Gambling has various effects, one of which is on the mental health of the gambler. While it is necessary to know these effects, it is also of utmost importance to know about mental health.
According to Erica Thompson, LMFT, LPCC “Mental health struggles are real. They can be painful. You may feel alone. In some of the darkest times, you may feel like something is “wrong” with you to the core.”Mental health is a level of psychological and emotional well-being; it is the state of mind we are in, the way we think, act and even how we feel. It is a very important thing to take note of, and we must be conscious of it at every stage of our life; right from when we are young even up till old age. Having someone to talk to is also very important as it helps to study the state of our mind and it improves our mental health.
While gambling can be addictive and also influencing our mental health; it can be rewarding and risky. It has always been a ticket to end boredom for some people and it makes them feel they are very strong but it can cause anxiety and depression when it becomes addictive. As we take a look at the mental health effects of gambling, we’ll consider its positive side and the risk attached to it too.
The positive effect of gambling on mental health
While it is very risky to one’s mental health, gambling sure does open up a challenge to a gambler’s mental health.
Extensive studies have shown that while people retire and do little or no work like fishing or just resting, those that engage in activities requiring heavy thoughts tend to make effective use of their brain. Those that retire and just stay at home will later have some parts of their brain idle while those that gamble will still make effective use of those parts that might have become idle. Though it is not only gambling that requires heavy thoughts it is worthy of note that gambling does require consistent heavy thought.

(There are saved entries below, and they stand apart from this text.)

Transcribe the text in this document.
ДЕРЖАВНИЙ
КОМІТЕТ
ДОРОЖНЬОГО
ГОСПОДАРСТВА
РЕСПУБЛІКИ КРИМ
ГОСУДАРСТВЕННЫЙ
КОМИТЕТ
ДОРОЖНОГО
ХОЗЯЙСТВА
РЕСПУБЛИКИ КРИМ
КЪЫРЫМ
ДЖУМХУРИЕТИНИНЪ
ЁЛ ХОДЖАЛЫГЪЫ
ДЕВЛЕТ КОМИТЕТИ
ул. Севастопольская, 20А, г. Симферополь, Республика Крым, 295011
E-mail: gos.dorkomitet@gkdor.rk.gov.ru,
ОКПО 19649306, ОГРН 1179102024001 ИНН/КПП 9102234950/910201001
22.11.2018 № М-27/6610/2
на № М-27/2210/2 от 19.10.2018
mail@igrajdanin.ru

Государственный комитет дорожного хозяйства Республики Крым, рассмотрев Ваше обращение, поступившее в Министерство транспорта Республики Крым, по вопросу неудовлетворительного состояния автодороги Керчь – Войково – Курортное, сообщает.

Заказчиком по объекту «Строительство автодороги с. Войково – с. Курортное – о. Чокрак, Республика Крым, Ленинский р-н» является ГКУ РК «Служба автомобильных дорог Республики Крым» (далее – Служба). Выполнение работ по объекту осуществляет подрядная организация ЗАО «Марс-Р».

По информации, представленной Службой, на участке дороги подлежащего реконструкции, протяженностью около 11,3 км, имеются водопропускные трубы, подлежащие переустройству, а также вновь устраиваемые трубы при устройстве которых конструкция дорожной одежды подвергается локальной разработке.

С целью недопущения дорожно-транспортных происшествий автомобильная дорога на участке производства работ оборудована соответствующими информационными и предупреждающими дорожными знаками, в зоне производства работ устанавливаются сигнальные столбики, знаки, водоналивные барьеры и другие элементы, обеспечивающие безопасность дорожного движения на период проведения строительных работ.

As the brain is the center of most of the impulses and reactions, it is also the source of the strength attached to mental health. As long as the brain is in good condition, then mental health is also in the right condition. So, gambling is not all that bad and it does have its positive influence.
It is, therefore, necessary to note, that it is this consistent gambling that might turn out to be an addiction and will lead to the negative side effects. When there’s a feeling of comfort; the addictive pain then comes up and then there’s no letting go. So, what happens to mental health when gambling becomes an addiction?
Negative effects of gambling on mental health
The major effect that rocks the boat of gambling is the effect it has on the mental health of the gambler. While it starts gradually and looks like it’s really nothing, it becomes a thorn in the flesh and harms the gambler constantly. Let’s take a look at some of the consistent negative effects. “If your gambling addiction has led to severe social, medical, legal and/or financial difficulties, you may need to find an inpatient program to give a jumpstart to your treatment,” says Marie Hartwell-Walker, Ed.D., a licensed psychologist and marriage and family counselor.
- Depression and anxiety: They are often experienced together because when there’s an expectation as the dice are rolling, it leads t anxiety and then there’s a force of depression that settles in gradually especially when the gambler doesn’t win. Over time, the gambler gets used to it while also beating the mental health of the gambler down.
- Bipolar disorder: It is also called “manic depression”. It is a mental health disorder that results in periods of elevated mood (hypomania) and periods of depression. It is characterized by these two separate moods; the person feels energetic and is able to tackle or face any situation though he/she might give a poor judgment, then it comes with a feeling of depression and the person feels cut out from the world and behaves seemingly opposite to the way he/she once felt.
- Attention deficit hyperactivity disorder (ADHD): Another negative mental health issue is this disorder that results in not being able to be attentive, being excessively active and having difficulty controlling one’s behavior. It is a rampant disorder that can occur during childhood and can be prevalent in a lifetime but it can also be treated. It also duly affects gamblers after continuous moments with gambling.
It is always nice to look at the bright side of things but it’s even better to consider the flaws and side effects. Though, gambling might have its good side; it is a really terrible activity to get used to. There’s a need to gamble with caution if you are ever going to gamble and there’s a need to watch the signs of addiction or mental health issues as it starts so little and becomes an unquenchable fire. Lillian Harris LCPC-C used to say, “So much of mental health work is about giving people a space to be witnessed and held while sharing the good, the bad, and the ugly of human life.” And she is right.